NEW YORK (GenomeWeb) - Nanosphere today announced after the close of the market that its third quarter revenues rose 33 percent on sales of its Verigene Gram Positive and Gram Negative Blood Culture Tests.
For the three months ended Sept. 30, the Northbrook, Illinois-based molecular diagnostics company said it posted record-high revenues of $4.9 million, up from $3.7 million a year ago, and in line with the average Wall Street expectation.
Sales of the blood culture tests in the quarter increased 69 percent year over year compared to Q3 2014, the firm said in a statement.
On a conference call following the release of the results, Nanosphere President and CEO Michael McGarrity said that the firm continues to make progress on increasing adoption of the Verigene system. Having made an additional 26 customer placements in the quarter and being able to manage working capital, the firm can focus on "[moving] customers through their evaluation and validation activity and into consistent utilization" of the test menu, he said.
He added that Nanosphere demonstrated a functional prototype of its next-generation Verigene Flex system at last week's Association for Molecular Pathology meeting and remains on track to begin clinical trials by the end of the year.

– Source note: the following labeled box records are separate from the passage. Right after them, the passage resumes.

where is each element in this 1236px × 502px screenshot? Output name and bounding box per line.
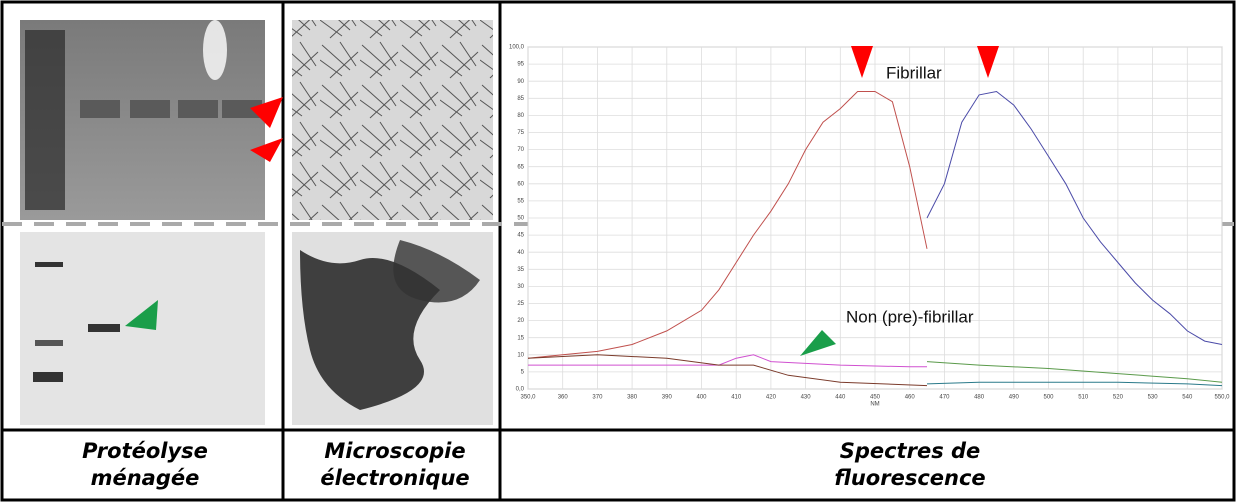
- y-tick-label: 75: [517, 130, 524, 136]
- x-tick-label: 450: [870, 395, 881, 401]
- gel-image: [20, 20, 283, 425]
- x-tick-label: 360: [558, 395, 569, 401]
- microscopy-image: [292, 20, 493, 425]
- x-tick-label: 480: [974, 395, 985, 401]
- x-tick-label: 430: [801, 395, 812, 401]
- x-tick-label: 380: [627, 395, 638, 401]
- y-tick-label: 35: [517, 267, 524, 273]
- series-line: [926, 381, 1223, 387]
- y-tick-label: 55: [517, 198, 524, 204]
- x-tick-label: 370: [592, 395, 603, 401]
- annotation: Fibrillar: [886, 63, 942, 82]
- y-tick-label: 30: [517, 284, 524, 290]
- arrow: [851, 46, 999, 78]
- caption: Microscopie électronique: [320, 439, 470, 490]
- x-tick-label: 550,0: [1214, 395, 1230, 401]
- series-line: [527, 354, 928, 387]
- y-tick-label: 70: [517, 147, 524, 153]
- x-tick-label: 470: [939, 395, 950, 401]
- y-tick-label: 25: [517, 301, 524, 307]
- x-tick-label: 540: [1182, 395, 1193, 401]
- caption: Spectres de fluorescence: [834, 439, 986, 490]
- arrow: [800, 330, 836, 356]
- y-tick-label: 100,0: [509, 45, 525, 51]
- series-line: [926, 90, 1223, 345]
- y-tick-label: 95: [517, 62, 524, 68]
- y-tick-label: 90: [517, 79, 524, 85]
- x-tick-label: 350,0: [520, 395, 536, 401]
- x-tick-label: 400: [696, 395, 707, 401]
- x-tick-label: 490: [1009, 395, 1020, 401]
- y-tick-label: 5: [521, 369, 525, 375]
- y-tick-label: 45: [517, 233, 524, 239]
- y-tick-label: 15: [517, 335, 524, 341]
- y-tick-label: 85: [517, 96, 524, 102]
- series-line: [527, 91, 928, 359]
- x-tick-label: 500: [1043, 395, 1054, 401]
- x-tick-label: 460: [905, 395, 916, 401]
- x-tick-label: 510: [1078, 395, 1089, 401]
- spectrum-chart: 0,05101520253035404550556065707580859095…: [509, 45, 1230, 408]
- series-line: [528, 354, 927, 368]
- x-tick-label: 420: [766, 395, 777, 401]
- annotation: Non (pre)-fibrillar: [846, 307, 974, 326]
- y-tick-label: 65: [517, 164, 524, 170]
- x-axis-label: NM: [870, 402, 879, 408]
- x-tick-label: 410: [731, 395, 742, 401]
- y-tick-label: 0,0: [516, 387, 525, 393]
- series-line: [926, 361, 1223, 383]
- y-tick-label: 20: [517, 318, 524, 324]
- y-tick-label: 50: [517, 216, 524, 222]
- x-tick-label: 530: [1148, 395, 1159, 401]
- y-tick-label: 60: [517, 181, 524, 187]
- y-tick-label: 10: [517, 352, 524, 358]
- x-tick-label: 440: [835, 395, 846, 401]
- x-tick-label: 390: [662, 395, 673, 401]
- caption: Protéolyse ménagée: [82, 439, 208, 490]
- x-tick-label: 520: [1113, 395, 1124, 401]
- y-tick-label: 80: [517, 113, 524, 119]
- y-tick-label: 40: [517, 250, 524, 256]
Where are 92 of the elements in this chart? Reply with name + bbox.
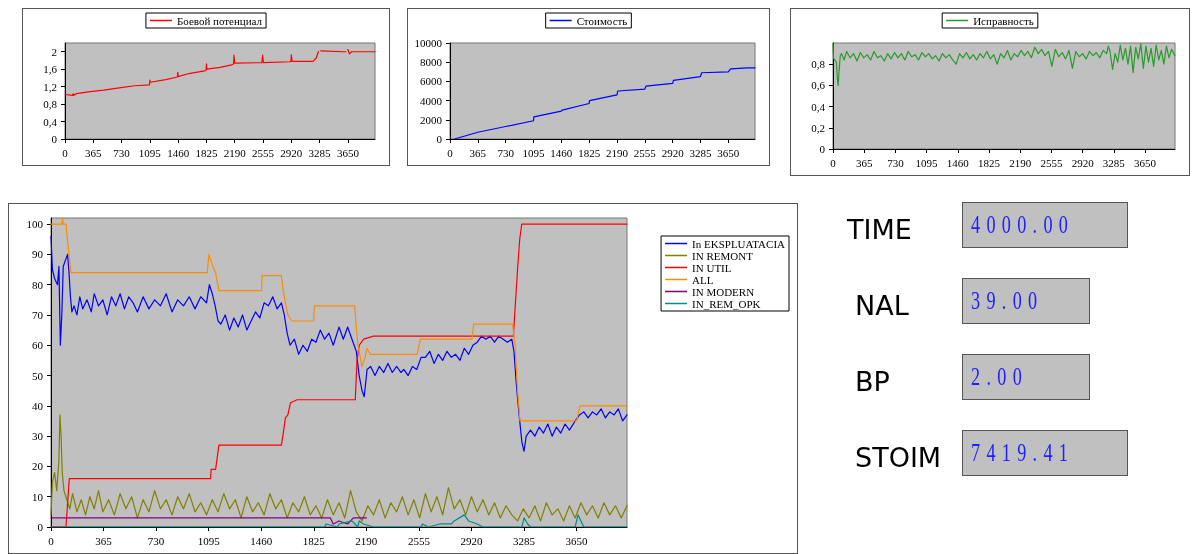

Nanosphere's net loss for the quarter was $8.8 million, or $1.31 per share, compared to a net loss of $9.6 million, or $2.52 per share, a year ago, and falling short of the average analyst estimate of a $1.15 loss per share.
The firm's R&D spending plummeted 37 percent to $3.5 million from $5.5 million during the third quarter of 2014, attributable to the timing of clinical studies. Its SG&A costs increased 7 percent to $5.4 million from $5.1 million in Q3 2014.
Nanosphere ended the quarter with $12.3 million in cash and cash equivalents and $4 million in restricted cash.
The firm affirmed its full-year 2015 revenue guidance in the range of $18 million to $20 million.
In Tuesday morning trade on the Nasdaq, shares of Nanosphere were down 8 percent at $1.62.